According to Cricinfo, the ICC are again considering putting windows into the international calendar for domestic T20 tournaments. This is ridiculous on the face of it; there is no way that any domestic event should take precedence over an international one and certainly not a domestic T20 event. Apparently the committee concluded that T20 can ‘add to the game as a whole’. That is blatantly untrue; the only thing domestic T20 has added to the game is money and even then only for India. I certainly don’t blame T20 for all or even most of the problems facing the Test game, there is literally nothing that it has added. If any domestic event should be given a window it is domestic first class competitions, but no one is asking for that because it would be ridiculous. The same applies to T20.
Even if there was a justification for putting a domestic event ahead of international ones, it is not feasible to carve out a window for every domestic T20 competition. This is especially true in the places that have well-defined seasons. Even if the English competition were reduced to four weeks again, it would be very difficult to fit that into the summer around all of the scheduled internationals. In Australia the current schedule of the Big Bash League would prevent the Boxing Day and New Year’s Tests from being played either in Australia or South Africa. Presumably Cricket Australia would change the timing, but there is only so much of a cricket season available and the entire Australian summer overlaps with a time where at least one Test series is usually being played somewhere in the world. Even with the other counties where they can move their competitions, there are so many that even if they each only last a month (and right now most are longer than that) there is not enough time left on the calendar if each of them get their own window.

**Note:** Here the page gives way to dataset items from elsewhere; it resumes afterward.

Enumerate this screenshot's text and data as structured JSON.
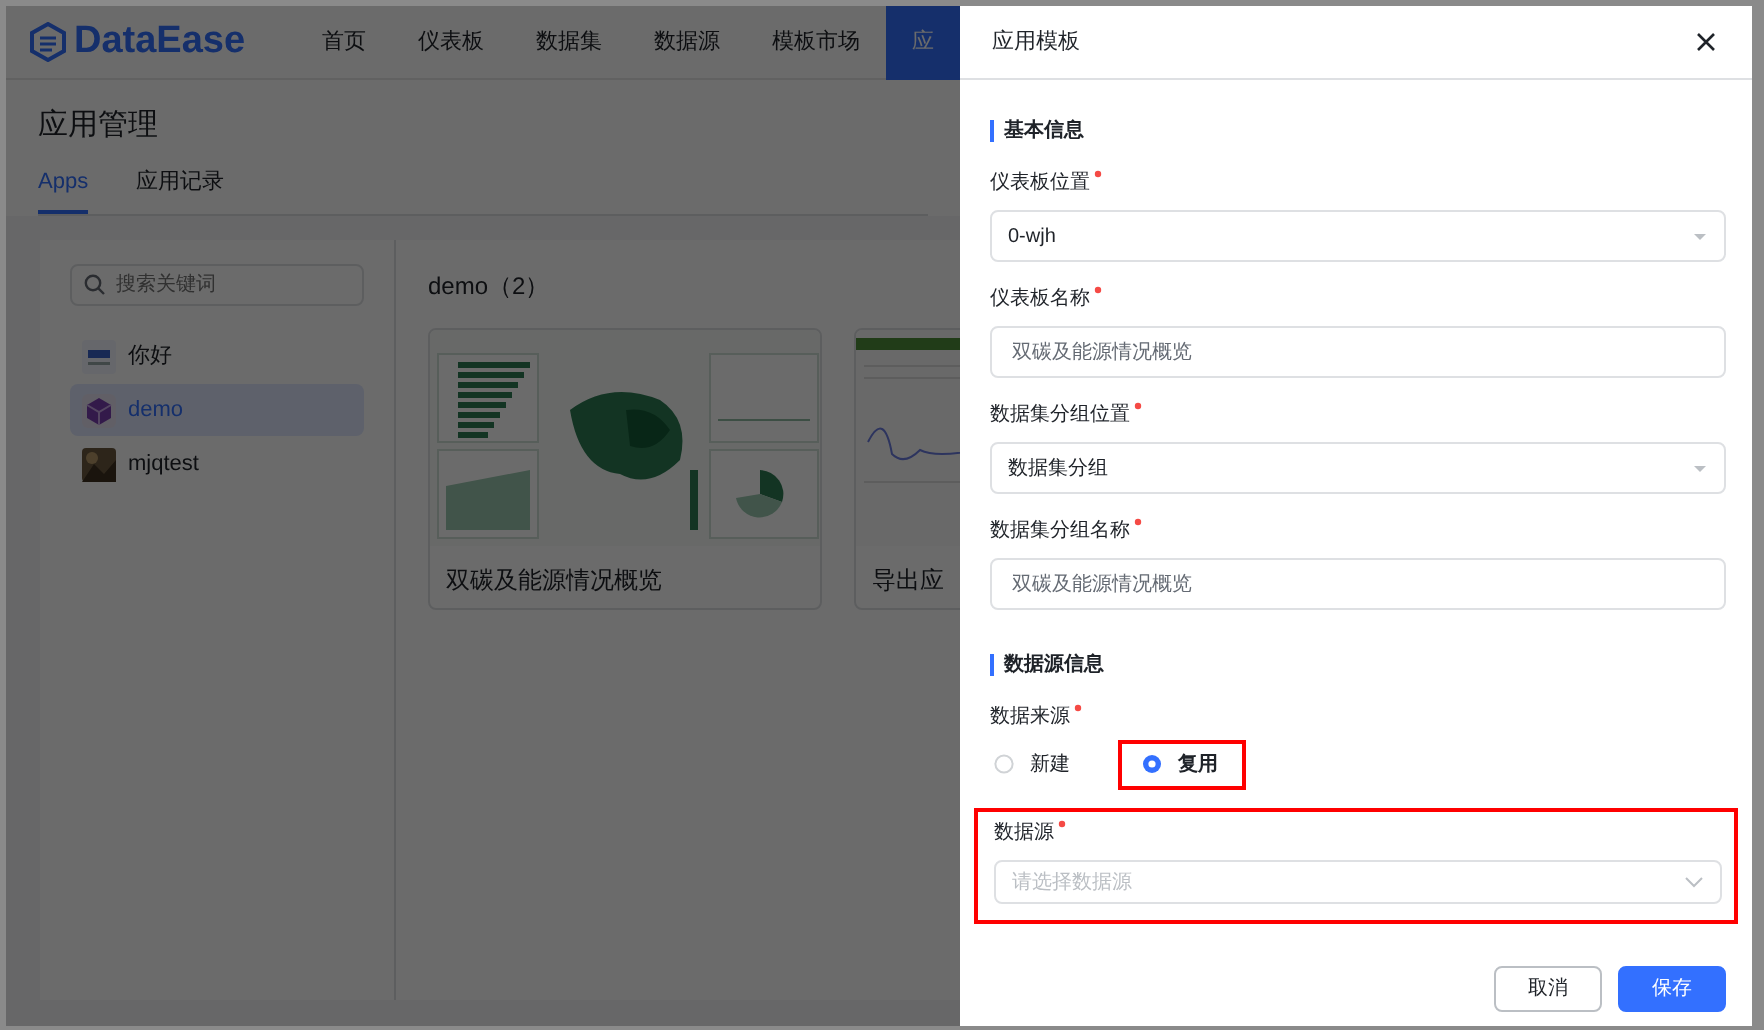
{
  "header": {
    "logo": "DataEase",
    "nav": [
      {
        "label": "首页",
        "selected": false
      },
      {
        "label": "仪表板",
        "selected": false
      },
      {
        "label": "数据集",
        "selected": false
      },
      {
        "label": "数据源",
        "selected": false
      },
      {
        "label": "模板市场",
        "selected": false
      },
      {
        "label": "应",
        "selected": true
      }
    ]
  },
  "page": {
    "title": "应用管理",
    "tabs": [
      {
        "label": "Apps",
        "selected": true
      },
      {
        "label": "应用记录",
        "selected": false
      }
    ]
  },
  "sidebar": {
    "search": {
      "placeholder": "搜索关键词"
    },
    "items": [
      {
        "label": "你好",
        "kind": "logo",
        "selected": false
      },
      {
        "label": "demo",
        "kind": "cube",
        "selected": true
      },
      {
        "label": "mjqtest",
        "selected": false
      }
    ]
  },
  "group": {
    "title": "demo（2）",
    "cards": [
      {
        "title": "双碳及能源情况概览",
        "kind": "map"
      },
      {
        "title": "导出应",
        "kind": "line"
      }
    ]
  },
  "drawer": {
    "title": "应用模板",
    "sections": [
      {
        "title": "基本信息",
        "fields": [
          {
            "label": "仪表板位置",
            "required": true,
            "kind": "select",
            "value": "0-wjh"
          },
          {
            "label": "仪表板名称",
            "required": true,
            "kind": "input",
            "value": "双碳及能源情况概览"
          },
          {
            "label": "数据集分组位置",
            "required": true,
            "kind": "select",
            "value": "数据集分组"
          },
          {
            "label": "数据集分组名称",
            "required": true,
            "kind": "input",
            "value": "双碳及能源情况概览"
          }
        ]
      },
      {
        "title": "数据源信息",
        "fields": [
          {
            "label": "数据来源",
            "required": true,
            "kind": "radio",
            "options": [
              {
                "label": "新建",
                "selected": false,
                "highlighted": false
              },
              {
                "label": "复用",
                "selected": true,
                "highlighted": true
              }
            ]
          },
          {
            "label": "数据源",
            "required": true,
            "kind": "dropdown",
            "placeholder": "请选择数据源",
            "highlighted": true
          }
        ]
      }
    ],
    "buttons": [
      {
        "label": "取消",
        "kind": "secondary"
      },
      {
        "label": "保存",
        "kind": "primary"
      }
    ]
  }
}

Of course, the league at which the notion of a window is really aimed is the IPL. But an IPL window, even if it was only for the IPL and not any of the other T20 leagues, is still not feasible. The IPL currently runs for about two months, from the beginning of April to the end of May and overlaps with the first two Tests of England’s summer. A quick glance at the history of the BCCI suggests they will be distinctly unwilling to compromise on the timing (or any other matter) and there isn’t enough time in the English calendar to wait until June to start the internationals. The only way for a window to work would be for England to cut some matches out of the international summer. This would be unacceptable to many and in particular I expect it would be unacceptable to Sky Sports. England already play two extra T20s in the summer because they sold the broadcast rights for them to Sky; I cannot imagine Sky agreeing to the ECB cutting down on fixtures. Even if the BCCI were to agree to bring the IPL forward to end before the English summer began then they are impacting (more than they are already) on the West Indies and New Zealand home seasons. The West Indies don’t have a well-defined season, but they still may have trouble moving their matches around and New Zealand would certainly have problems doing so.
No matter how much the administrators pretend that domestic T20 leagues are a good thing or even that international cricket can/should not fight them, there is simply not enough time in the calendar to give them all windows, or even just the IPL unless the leagues themselves are changed considerably and in most cases that looks very unlikely.